Ute Lemper has worked with some of the most progressive composers of rock and classical music, but finds herself endlessly drawn to the Berlin of the past, as she tells Richard Hodkinson
by Richard Hodkinson, first published in LondonTourdates #050 ,3rd July 2009

It’s always an awkward moment when Germans start discussing the war, particularly if the ‘N’ word is mentioned.
The temptation is to respond by issuing bland platitudes designed to send out the correct ‘no hard feelings, water under the bridge, crimes of an earlier generation’ message, and hope that the conversation moves onto less prickly topics, like VD, incest, Gordon Brown. Anything but Nazis, in fact.
Such conversational diversions are not an option when speaking to Ute Lemper, the German nation’s most globally recognised chanteuse since – who? – Marlene Dietrich, probably.
Throughout her 20-year career she has been a fearless champion of the works of the composers and lyricists of the Weimar Republic, particularly those who suffered under the National Socialist regime, and is rightly known not only for her steely beauty but her powerfully visceral interpretations of the songs of Bethold Brecht and Kurt Weill.
But this has not always been an easy gig in Germany itself: “No, a lot of German people still don’t want to be reminded of that time,” she tells me from her home in New York City, “But I think it’s important to tell these stories because, to a new generation, these events seem like a million years ago, but to my generation, it really didn’t happen so long ago at all, especially as time goes by so fast – you know, the Berlin Wall has been down for 20 years already! I was born 20 years after the war into a Germany that was a horror show, basically, with the old Nazis still in their old positions and anti-Semitism still very strong.”
Despite having worked with composers and artists as starry as Michael Nyman, Scott Walker, Nick Cave and Philip Glass, it is with the troubling music of Weimar Germany that Lemper is always most closely associated. Has that ever become a burden to her?
“No.

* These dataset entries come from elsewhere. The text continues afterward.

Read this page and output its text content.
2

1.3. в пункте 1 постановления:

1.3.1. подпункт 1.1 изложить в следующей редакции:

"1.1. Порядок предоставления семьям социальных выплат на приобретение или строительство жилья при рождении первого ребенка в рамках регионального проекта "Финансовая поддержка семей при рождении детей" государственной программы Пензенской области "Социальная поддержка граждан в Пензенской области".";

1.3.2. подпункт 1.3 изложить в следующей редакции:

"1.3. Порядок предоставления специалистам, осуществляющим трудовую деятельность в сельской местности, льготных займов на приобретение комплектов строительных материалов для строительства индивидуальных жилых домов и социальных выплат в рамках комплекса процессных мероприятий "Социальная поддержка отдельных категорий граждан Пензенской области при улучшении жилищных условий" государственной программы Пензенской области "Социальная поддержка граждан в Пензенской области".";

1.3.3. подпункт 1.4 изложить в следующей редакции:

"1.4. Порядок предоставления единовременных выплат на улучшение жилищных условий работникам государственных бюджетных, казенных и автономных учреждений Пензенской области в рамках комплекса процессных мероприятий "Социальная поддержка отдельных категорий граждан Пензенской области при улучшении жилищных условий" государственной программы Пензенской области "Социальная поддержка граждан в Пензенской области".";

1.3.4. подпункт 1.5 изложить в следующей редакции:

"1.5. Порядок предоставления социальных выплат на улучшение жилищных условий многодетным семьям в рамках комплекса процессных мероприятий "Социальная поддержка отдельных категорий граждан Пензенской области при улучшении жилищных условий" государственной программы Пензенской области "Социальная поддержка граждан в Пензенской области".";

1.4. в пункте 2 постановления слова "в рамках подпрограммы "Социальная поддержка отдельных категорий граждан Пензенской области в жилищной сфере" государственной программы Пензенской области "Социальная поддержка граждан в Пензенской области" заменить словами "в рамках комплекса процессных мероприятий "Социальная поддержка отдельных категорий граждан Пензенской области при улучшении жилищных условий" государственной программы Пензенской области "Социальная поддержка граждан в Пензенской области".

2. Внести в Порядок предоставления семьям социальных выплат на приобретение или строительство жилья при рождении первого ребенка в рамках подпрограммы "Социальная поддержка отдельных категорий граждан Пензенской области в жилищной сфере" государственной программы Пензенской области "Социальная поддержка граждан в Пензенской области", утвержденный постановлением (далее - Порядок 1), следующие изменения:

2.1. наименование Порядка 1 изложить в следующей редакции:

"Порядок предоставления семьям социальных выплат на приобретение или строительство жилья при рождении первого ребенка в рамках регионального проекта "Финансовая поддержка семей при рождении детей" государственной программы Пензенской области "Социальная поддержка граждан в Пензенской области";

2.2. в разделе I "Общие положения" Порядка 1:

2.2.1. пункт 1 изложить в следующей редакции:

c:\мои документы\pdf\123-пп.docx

I feel like an ambassador for this music and I’m really grateful to be able to represent it – although I sometimes feel like the last dinosaur doing it sometimes,” she laughs.
“It’s my journey, really as a performer, as a German performer, to have this dialogue, to keep the music alive in a political way, in a philosophical way, in a provocative way. The pre-war period was very interesting artistically until it was shattered totally by the Nazis, so it’s almost been a mission to keep this music, which was mainly written by Jewish composers, alive.”
And despite her family life in the US and having lived in Paris for many years (where she became a noted interpreter of the French chanson tradition) it is Berlin with which she will always be most intimately associated: “I am always going back to those roots,” she says. “There’s always a big piece of Berlin in whatever I do. That’s always my point of departure and my final destination.”
And Berlin is well represented in the program of her Barbican concert, along with her own compositions - by turn wistfully romantic and provocatively political - from recent album Between Yesterday and Tomorrow. So too is the work of the Franco / Belgian chanson school:
“You can definitely compare a Brecht to a Brel,” says Lemper. “They’re both activists, they’re both campaigning, complaining about the neglect of the unprivileged by privileged people. They talk about the forgotten places, the lost souls, you, your neighbour. It’s storytelling, but it’s not fairytale storytelling. It’s…” she struggles momentarily to find the right world before, almost inevitably, settling on one in particular: “It’s political.”